Konstantin subsided into the rough blankets. Softly, he said, “I thought I’d be satisfied.”

“It is not your nature to be satisfied,” said the Bear.

“The Princess of Serpukhov wasn’t at the cathedral today,” said Konstantin. “Nor her household.”

“That would be because of the child,” said the Bear.

“Marya? What about her?”

“Warned,” said the Bear. “The chyerti warned her. Did you think you killed all the witches in Moscow when you burned the one? But

never fear. There will be no more witches in Moscow before the first snow.”

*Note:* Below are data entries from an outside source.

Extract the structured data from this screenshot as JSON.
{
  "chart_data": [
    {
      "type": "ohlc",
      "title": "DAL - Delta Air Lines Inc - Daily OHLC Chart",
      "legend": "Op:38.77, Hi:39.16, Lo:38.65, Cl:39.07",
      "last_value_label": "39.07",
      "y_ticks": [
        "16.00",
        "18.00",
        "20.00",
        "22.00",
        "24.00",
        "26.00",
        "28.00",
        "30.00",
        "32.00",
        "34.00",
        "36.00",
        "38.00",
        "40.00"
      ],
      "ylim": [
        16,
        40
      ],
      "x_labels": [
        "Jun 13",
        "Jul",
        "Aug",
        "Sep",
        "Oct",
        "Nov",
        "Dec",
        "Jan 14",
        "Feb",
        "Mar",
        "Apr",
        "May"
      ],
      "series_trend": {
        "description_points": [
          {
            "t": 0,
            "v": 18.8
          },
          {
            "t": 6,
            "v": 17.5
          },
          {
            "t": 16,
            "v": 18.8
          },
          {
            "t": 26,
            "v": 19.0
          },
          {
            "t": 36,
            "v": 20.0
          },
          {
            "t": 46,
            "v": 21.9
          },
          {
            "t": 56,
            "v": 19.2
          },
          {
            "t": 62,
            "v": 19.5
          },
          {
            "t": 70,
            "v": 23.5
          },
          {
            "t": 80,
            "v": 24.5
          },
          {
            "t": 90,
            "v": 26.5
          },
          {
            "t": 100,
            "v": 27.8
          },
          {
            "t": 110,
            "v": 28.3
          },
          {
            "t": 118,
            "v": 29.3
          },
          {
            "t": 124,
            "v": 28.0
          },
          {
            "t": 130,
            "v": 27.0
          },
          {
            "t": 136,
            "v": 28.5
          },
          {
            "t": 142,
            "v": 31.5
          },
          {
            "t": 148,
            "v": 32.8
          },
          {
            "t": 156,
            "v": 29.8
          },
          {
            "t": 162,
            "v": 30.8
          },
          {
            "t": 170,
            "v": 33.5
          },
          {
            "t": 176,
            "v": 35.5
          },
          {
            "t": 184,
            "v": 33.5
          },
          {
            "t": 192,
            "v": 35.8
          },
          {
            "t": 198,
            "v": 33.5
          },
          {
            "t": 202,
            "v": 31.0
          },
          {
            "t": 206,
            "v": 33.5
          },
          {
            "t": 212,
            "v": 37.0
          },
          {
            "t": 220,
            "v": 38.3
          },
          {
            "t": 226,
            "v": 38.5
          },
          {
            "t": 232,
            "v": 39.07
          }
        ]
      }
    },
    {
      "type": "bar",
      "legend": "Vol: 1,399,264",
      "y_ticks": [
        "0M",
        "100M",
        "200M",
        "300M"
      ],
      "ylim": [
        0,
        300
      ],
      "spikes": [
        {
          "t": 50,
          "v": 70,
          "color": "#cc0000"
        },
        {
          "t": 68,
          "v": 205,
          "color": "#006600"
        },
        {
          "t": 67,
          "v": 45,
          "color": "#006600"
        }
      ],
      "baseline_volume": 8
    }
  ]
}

“No?” Konstantin breathed. “How?”

“Because you brought all Moscow to the cathedral today,” said the Bear, with satisfaction. “I needed an army.”

“THEY MUSTN’T GO!” MARYA had cried to her mother. “No one!”

Daughter and mother each wore the thinnest of shifts, sweat dewing their faces, identical dark eyes glassy with weariness. In the terem that summer, all the women lived in twilight. There were no fires lit indoors, no lamps or candles. The heat would have been unbearable. They opened the windows at night, but fastened them all tightly by day, to keep in what coolness they could. So the women lived in gray darkness and it told on all of them. Marya was pallid under her sweat, thin and drooping.

Gently Olga said to her daughter, “If folk wish to go pray at the cathedral, I can hardly prevent them.”

“You have to,” said Marya urgently. “You have to. The man in the oven said. He said that people will come away sick.”